My experience is that people and groups that get stuff done regularly are those that put results and innovation above rules and regulations. I’m not saying that we should abandon processes, rules, regulations, etc. But when the rules and regulations inhibit employees from thinking, acting, and producing work then the rules are no longer benefiting the organization because they become barriers to progress.

Seth Godin encourages people to “Start Something” in his book Poke the Box.  Godin describes his seventh imperative “have the guts and the heart and the passion to ship.” He encourages people to poke, prod, try, and start initiatives. It’s the way true innovation is discovered.  

Steven Pressfield calls resistance the enemy in his book “Do the Work”. Pressfield promotes beginning over planning. His point it to overcome resistance by getting started. Then measure, adjust, rework along the way to make your output satisfying.

Why I like it.
I have a colleague that works as a usability analyst/engineer for our eCommerce sites. She combines her knowledge of usability with analytics data as a basis for making what would seemingly be small changes to an internet experience. She might suggest things like moving the locations of input fields, adding a cross-sell prompt, or changing the placement of a banner. Time and time again, her changes have proved effective at driving incremental sales in an eCommerce environment where the customer came with the intention to just reorder a depleted supply of single product.

I like this style of work because it shows that empowering those closest to the end-customer to make decisions drives good results. The analysis and decisioning is made close to the customer, not by an executive committee.  The people closest to the work are those who are most likely to battle resistance to get stuff done.

What it means.
This doesn’t mean that large project teams chartered by executive committees with big budgets can’t and don’t get work done.

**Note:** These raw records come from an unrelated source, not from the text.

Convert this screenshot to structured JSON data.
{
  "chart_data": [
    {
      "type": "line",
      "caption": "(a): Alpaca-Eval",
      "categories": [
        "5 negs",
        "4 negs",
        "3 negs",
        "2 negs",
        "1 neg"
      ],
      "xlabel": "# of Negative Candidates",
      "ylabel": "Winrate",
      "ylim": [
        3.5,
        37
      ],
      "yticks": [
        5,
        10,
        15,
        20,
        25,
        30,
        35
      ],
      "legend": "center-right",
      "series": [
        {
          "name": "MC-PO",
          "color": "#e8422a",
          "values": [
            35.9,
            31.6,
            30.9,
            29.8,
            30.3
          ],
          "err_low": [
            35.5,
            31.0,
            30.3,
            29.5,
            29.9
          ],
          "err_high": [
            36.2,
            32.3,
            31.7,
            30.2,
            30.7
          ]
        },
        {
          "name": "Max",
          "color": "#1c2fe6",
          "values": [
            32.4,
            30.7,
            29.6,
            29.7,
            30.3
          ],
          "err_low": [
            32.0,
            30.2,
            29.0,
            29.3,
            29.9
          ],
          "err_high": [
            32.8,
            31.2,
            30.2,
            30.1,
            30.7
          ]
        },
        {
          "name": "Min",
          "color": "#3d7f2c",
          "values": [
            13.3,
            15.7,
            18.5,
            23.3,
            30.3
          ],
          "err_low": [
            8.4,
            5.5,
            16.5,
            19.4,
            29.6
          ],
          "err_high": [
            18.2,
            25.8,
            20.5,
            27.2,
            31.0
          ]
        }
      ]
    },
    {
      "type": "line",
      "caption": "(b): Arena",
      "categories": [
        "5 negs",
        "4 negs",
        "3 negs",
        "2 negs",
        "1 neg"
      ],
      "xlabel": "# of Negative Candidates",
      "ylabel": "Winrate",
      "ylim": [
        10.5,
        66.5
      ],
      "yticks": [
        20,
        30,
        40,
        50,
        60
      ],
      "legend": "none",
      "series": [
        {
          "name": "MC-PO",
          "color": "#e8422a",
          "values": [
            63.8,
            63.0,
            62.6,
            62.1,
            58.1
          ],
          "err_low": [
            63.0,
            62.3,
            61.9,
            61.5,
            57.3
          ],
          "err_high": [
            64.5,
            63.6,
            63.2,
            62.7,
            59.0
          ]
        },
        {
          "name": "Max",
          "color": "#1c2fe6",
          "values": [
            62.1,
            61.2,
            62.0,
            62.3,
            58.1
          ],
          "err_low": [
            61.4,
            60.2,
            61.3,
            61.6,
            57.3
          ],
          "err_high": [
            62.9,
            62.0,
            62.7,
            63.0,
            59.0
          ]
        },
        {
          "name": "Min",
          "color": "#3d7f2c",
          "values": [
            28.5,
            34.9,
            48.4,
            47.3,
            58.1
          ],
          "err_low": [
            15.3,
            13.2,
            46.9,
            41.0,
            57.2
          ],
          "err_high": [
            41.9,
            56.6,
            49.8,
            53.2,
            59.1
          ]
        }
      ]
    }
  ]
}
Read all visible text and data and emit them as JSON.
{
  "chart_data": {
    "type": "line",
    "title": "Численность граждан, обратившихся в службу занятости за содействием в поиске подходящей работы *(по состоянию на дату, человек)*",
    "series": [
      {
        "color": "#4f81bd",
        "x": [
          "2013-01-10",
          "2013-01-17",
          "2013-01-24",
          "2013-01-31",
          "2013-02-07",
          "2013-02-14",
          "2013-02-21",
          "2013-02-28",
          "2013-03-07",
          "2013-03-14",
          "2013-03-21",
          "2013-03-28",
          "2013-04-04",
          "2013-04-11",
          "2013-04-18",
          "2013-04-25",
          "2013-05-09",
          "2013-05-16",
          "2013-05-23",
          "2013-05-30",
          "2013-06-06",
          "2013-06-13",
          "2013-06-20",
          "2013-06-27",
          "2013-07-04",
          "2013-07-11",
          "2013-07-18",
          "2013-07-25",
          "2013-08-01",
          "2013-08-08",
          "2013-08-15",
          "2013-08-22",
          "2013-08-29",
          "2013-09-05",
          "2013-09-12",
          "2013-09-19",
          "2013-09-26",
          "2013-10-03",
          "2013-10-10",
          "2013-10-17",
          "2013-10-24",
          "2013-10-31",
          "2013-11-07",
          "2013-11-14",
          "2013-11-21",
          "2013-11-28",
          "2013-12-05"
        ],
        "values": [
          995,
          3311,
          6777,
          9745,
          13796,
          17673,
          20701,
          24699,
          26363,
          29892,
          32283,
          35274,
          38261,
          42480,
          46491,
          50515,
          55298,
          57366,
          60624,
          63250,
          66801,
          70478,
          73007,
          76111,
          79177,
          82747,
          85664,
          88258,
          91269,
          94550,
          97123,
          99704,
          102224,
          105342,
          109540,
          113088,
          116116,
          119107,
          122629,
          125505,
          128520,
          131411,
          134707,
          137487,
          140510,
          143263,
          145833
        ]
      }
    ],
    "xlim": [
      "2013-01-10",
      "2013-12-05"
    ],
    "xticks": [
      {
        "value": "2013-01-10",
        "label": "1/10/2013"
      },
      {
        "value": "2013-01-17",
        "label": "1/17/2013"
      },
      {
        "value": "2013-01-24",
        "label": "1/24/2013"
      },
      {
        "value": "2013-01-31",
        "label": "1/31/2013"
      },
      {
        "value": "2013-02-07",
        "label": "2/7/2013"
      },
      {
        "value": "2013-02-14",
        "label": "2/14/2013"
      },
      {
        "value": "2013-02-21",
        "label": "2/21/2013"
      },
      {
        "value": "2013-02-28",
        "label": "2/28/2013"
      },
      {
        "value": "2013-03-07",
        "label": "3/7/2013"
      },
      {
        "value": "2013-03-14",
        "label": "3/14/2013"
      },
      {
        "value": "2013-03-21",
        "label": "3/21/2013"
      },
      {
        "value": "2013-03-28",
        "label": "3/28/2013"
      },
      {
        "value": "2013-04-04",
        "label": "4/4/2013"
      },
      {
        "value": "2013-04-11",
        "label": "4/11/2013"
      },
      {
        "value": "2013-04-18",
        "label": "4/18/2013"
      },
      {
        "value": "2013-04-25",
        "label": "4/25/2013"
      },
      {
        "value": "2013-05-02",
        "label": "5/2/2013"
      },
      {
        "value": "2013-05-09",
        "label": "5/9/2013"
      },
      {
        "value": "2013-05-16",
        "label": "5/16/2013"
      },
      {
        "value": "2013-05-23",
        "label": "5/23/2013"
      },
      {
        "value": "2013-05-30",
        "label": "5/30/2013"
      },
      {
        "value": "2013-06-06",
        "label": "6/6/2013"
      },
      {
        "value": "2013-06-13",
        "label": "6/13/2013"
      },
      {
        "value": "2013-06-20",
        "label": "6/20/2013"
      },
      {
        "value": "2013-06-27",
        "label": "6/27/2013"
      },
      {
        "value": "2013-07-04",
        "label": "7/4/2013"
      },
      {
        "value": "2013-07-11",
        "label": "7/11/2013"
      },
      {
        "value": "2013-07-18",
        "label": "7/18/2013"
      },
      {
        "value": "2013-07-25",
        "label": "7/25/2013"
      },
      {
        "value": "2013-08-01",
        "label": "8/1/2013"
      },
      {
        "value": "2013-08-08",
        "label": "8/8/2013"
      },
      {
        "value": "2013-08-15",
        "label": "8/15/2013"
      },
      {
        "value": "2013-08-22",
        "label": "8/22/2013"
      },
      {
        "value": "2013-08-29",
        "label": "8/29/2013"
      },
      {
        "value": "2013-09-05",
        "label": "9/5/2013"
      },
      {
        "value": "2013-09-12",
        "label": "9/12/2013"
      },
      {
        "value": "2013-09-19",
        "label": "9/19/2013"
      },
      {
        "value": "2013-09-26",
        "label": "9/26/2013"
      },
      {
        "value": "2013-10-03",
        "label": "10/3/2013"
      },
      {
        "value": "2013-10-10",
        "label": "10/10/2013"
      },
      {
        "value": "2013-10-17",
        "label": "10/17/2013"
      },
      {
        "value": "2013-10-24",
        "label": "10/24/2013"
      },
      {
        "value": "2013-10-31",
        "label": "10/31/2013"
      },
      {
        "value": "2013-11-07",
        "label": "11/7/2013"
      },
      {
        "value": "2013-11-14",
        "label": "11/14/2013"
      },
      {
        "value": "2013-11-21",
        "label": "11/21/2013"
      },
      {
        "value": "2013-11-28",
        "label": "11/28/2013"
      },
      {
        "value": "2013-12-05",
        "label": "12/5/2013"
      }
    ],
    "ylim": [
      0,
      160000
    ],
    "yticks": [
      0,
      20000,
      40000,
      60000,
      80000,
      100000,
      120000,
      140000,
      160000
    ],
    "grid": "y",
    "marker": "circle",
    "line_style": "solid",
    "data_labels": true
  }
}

But these big teams are comprised of individuals and it is the individuals who overcome the resistance that get work done. Committees are easy targets for inefficiency and stagnation unless the group members find a way to just get started.

So get started. Do the work. Get stuff done. Find way that you can help to drive change.

Book Review – Poke the Box by Seth Godin

Poke the Box by Seth Godin is a quick and easy read. While some may confuse it with a motivational type book, Godin’s points are a bit deeper. The two word summary is

Start Something.

Godin says “I’m merely encouraging you to start. Often. Forever. Be the one who starts things.” Starting things is like poking the box to see what will happen.The manifesto is a call for people to shed excuses, fear, and procrastination and to pursue their ideas. That’s certainly not a new principle. But Godin states his ideas in a clear, concise, and easy to understand format that worth your time to read.

He gives examples of individuals and organizations to backup his statements that people need to push forward with their ideas. One such example was the first Starbucks didn’t sell coffee and wasn’t the company we have come to know today. It sold coffee beans. But Jerry Baldwin’s idea to get started led to the suggestions from Howard Schultz to offer traditional espresso beverages. Godin’s point is that “Poking doesn’t mean right. It means action”.

This leads to the argument that one of the top reasons that people don’t initiate work is fear of failure. People and organizations let the fear of failure paralyze them because failure is viewed as a negative event. Again, not a new idea, but tolerating failures because we can learn from them, because it makes us better, or because we can adjust and move forward is usually just given lip service in our society.

Godin goes deeper into the idea of initiating work by touching on cultural norms of conformity. From schools, to churches, to corporate america, we are trained, encouraged, and rewarded for staying within set boundaries. I could directly relate to this concept and previously wrote about it in a post entitled are you crazy enough to create change?

I recommend this book for your library. It’s a simple concept, yet can be so difficult to master.  If you are a manager of people, encourage them to poke the box. If you are an team member then start your ideas. Godin says “soon is not as good as now.” Go!